R.M. Soedira kemudian mengabdi kepada pemerintahan Mangkunegaran. Pengabdian R.M. Soedira kepada Raja Mangkunegaran itu tidaklah sia-sia. R.M. Soedira kemudian dinikahkan dengan putri sulung Sri Mangkunegara III, yaitu Bendoro Raden Ajeng Doenoek. Pada tahun 1836 dia diangkat sebagai pangeran dengan gelar R.M. Gandakoesoema serta diangkat sebagai Patih Jero atau patih kedua kadipaten Mangkunegaran dengan pangkat militer sebagai Mayor Infantri, komandan prajurit Legioen Mangkunegaran. Setelah Sri Mangkunegara III mangkat (1853), oleh Residen Surakarta atas nama Guburnur Jenderal Hindia Belanda di Batavia, Pangeran Arya Gandakoesoema diangkat sebagai Kanjeng Gusti Pangeran Adipati Arya (KGPAA) Praboe Prawadana IV, kemudian diberi pangkat militer dari Mayor menjadi Letnan Kolonel Komandan Legioen Mangkunegaran. Ketetapan untuk menjabat sebagai Kanjeng Gusti Prabu Arya Adipati (KGPAA) Mangkunegara IV diberikan pada waktu dia berusia 47 tahun berdasarkan Surat Keputusan pada tanggal 16 Agustus 1857. Meskipun demikian pemerintahan Sri Mangkunegara IV sudah efektif terhitung mulai 1853.
Semasa pemerintahan Sri Mangkunegara IV (1853—1881) negara Mangkunegaran mengalami kemajuan dalam segala bidang, meliputi bidang pemerintahan, bidang kemiliteran, bidang sosial ekonomi, dan sosial budaya. Di bidang pemerintahan Sri Mangkunegara IV meneliti dan mempertegas kembali batas-batas daerah wilayah antara kekuasaan Mangkunegaran dengan hak milik Kasunanan Surakarta dan Kesultanan Yogyakarta. Di bidang kemiliteran Sri Mangkunegara IV mewajibkan setiap kerabat Mangkunegaran yang telah dewasa, apabila hendak menjadi pegawai praja, mereka harus terlebih dahulu menjalani pendidikan militer sekurang-kurangnya enam bulan.
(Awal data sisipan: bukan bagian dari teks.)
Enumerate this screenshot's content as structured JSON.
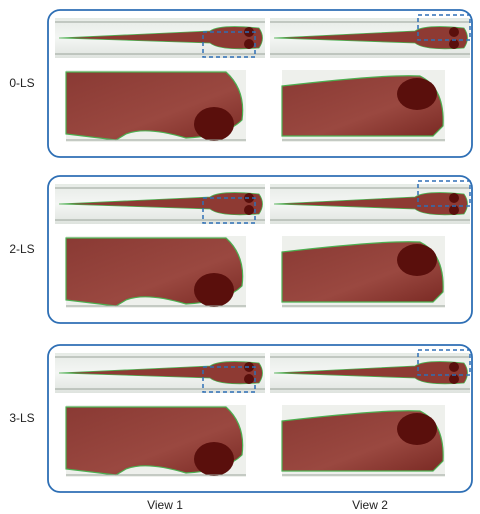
{
  "rows": [
    {
      "label": "0-LS"
    },
    {
      "label": "2-LS"
    },
    {
      "label": "3-LS"
    }
  ],
  "columns": [
    "View 1",
    "View 2"
  ]
}
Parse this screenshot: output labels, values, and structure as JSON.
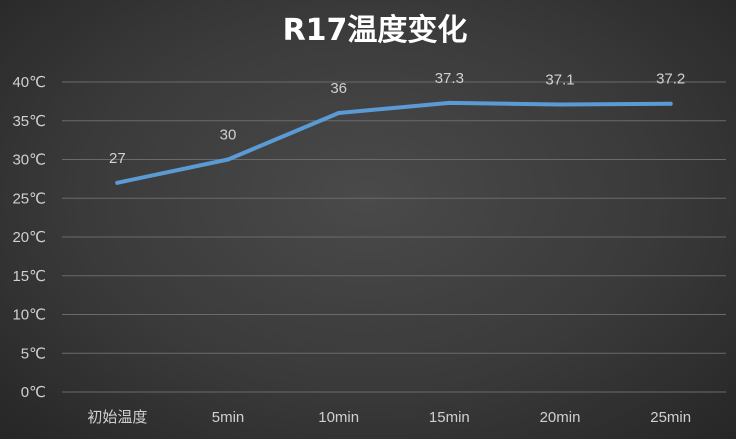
{
  "chart_data": {
    "type": "line",
    "title": "R17温度变化",
    "categories": [
      "初始温度",
      "5min",
      "10min",
      "15min",
      "20min",
      "25min"
    ],
    "series": [
      {
        "values": [
          27,
          30,
          36,
          37.3,
          37.1,
          37.2
        ]
      }
    ],
    "data_labels": [
      "27",
      "30",
      "36",
      "37.3",
      "37.1",
      "37.2"
    ],
    "ylim": [
      0,
      40
    ],
    "y_ticks": [
      0,
      5,
      10,
      15,
      20,
      25,
      30,
      35,
      40
    ],
    "y_tick_labels": [
      "0℃",
      "5℃",
      "10℃",
      "15℃",
      "20℃",
      "25℃",
      "30℃",
      "35℃",
      "40℃"
    ],
    "grid": true,
    "legend": "none",
    "colors": {
      "line": "#5b9bd5",
      "background": "#3a3a3a",
      "text": "#d0d0d0",
      "title": "#ffffff"
    }
  }
}
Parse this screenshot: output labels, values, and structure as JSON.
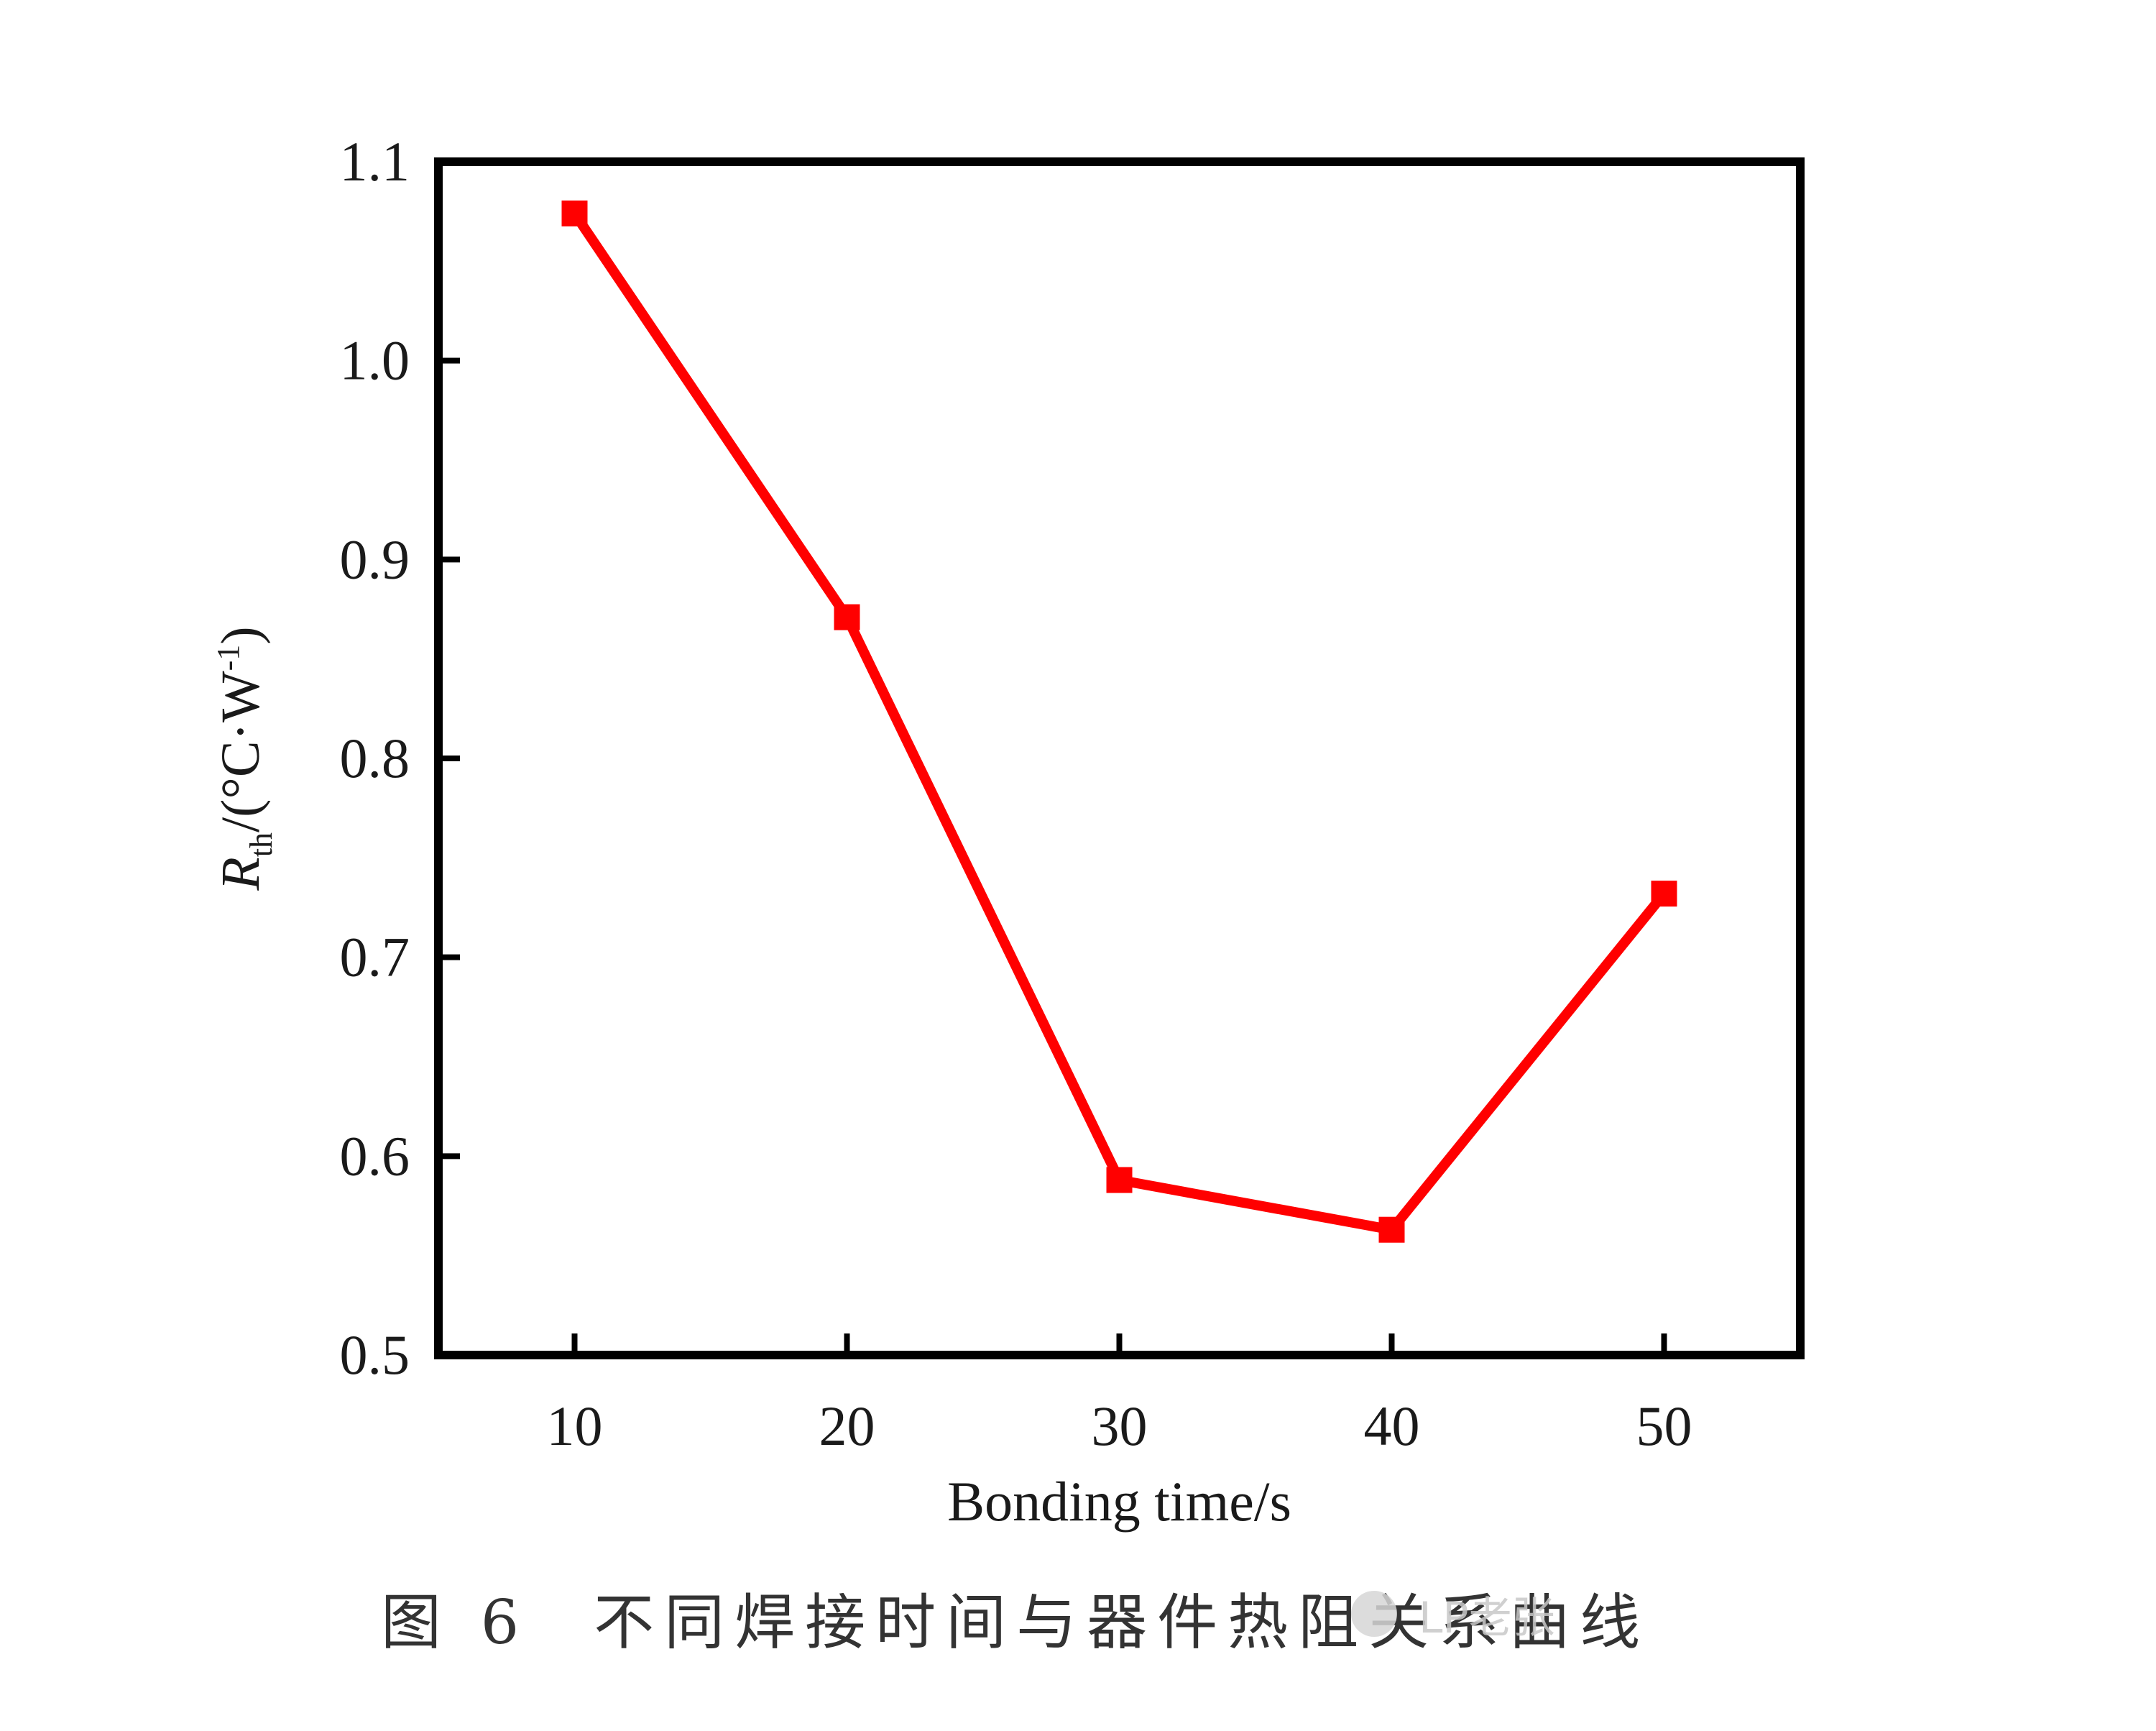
{
  "chart_data": {
    "type": "line",
    "x": [
      10,
      20,
      30,
      40,
      50
    ],
    "series": [
      {
        "values": [
          1.074,
          0.871,
          0.588,
          0.563,
          0.732
        ],
        "color": "#ff0000",
        "marker": "square"
      }
    ],
    "xlabel": "Bonding time/s",
    "ylabel": {
      "symbol": "R",
      "subscript": "th",
      "unit_open": "/(°C·W",
      "unit_sup": "-1",
      "unit_close": ")"
    },
    "xlim": [
      5,
      55
    ],
    "ylim": [
      0.5,
      1.1
    ],
    "xticks": [
      10,
      20,
      30,
      40,
      50
    ],
    "yticks": [
      "0.5",
      "0.6",
      "0.7",
      "0.8",
      "0.9",
      "1.0",
      "1.1"
    ],
    "grid": false,
    "legend": "none"
  },
  "caption": {
    "number": "图 6",
    "text": "不同焊接时间与器件热阻关系曲线"
  },
  "watermark": {
    "text": "LP老张",
    "icon": "wechat-icon"
  }
}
Di bidang ekonomi Sri Mangkunegara IV menciptakan berbagai usaha komersial untuk menjadi sumber penghasilan negara, selain itu juga dapat membuka lapangan pekerjaan yang seluas-luasnya bagi rakyat Mangunegaran. Usaha-usaha itu antara lain pendirian pabrik gula Tasikmadu di Colomadu, pabrik sisal di Mentotulakan, pabrik bungkil di Polokarto, pabrik bata dan genting di Kemiri, perkebunan-perkebunan di lereng gunung Lawu sebelah barat, dan usaha kehutanan di Wonogiri. Di bidang sosial budaya Sri Mangkunegara IV merintis kerajinan ukiran kayu, perhiasan, funitur alat-alat rumah tangga, hingga menciptakan berbagai tari, gemelan, wayang kulit, topeng, lukisan, dan karya sastra. Atas kemajuan di berbagai bidang itulah Sri Mangkunegara IV memperoleh anugerah dan bintang penghargaan dari Kerajaan Austria, Jerman, dan Belanda. Kebesaran Mangkunegara IV terutama sebagai seorang sastrawan dan kebudayaan Jawa dapat dibaca melalui karya sastra yang dihasilkannya, seperti Wedhatama, Tripama, Wirawiyata, Manuhara, Nayakawara, Yogatama, Parimnita, Pralambang Lara Kenya, Langenswara, Sriyatna, Candrarini, Paliatma, Salokatama, dan Darmawasita.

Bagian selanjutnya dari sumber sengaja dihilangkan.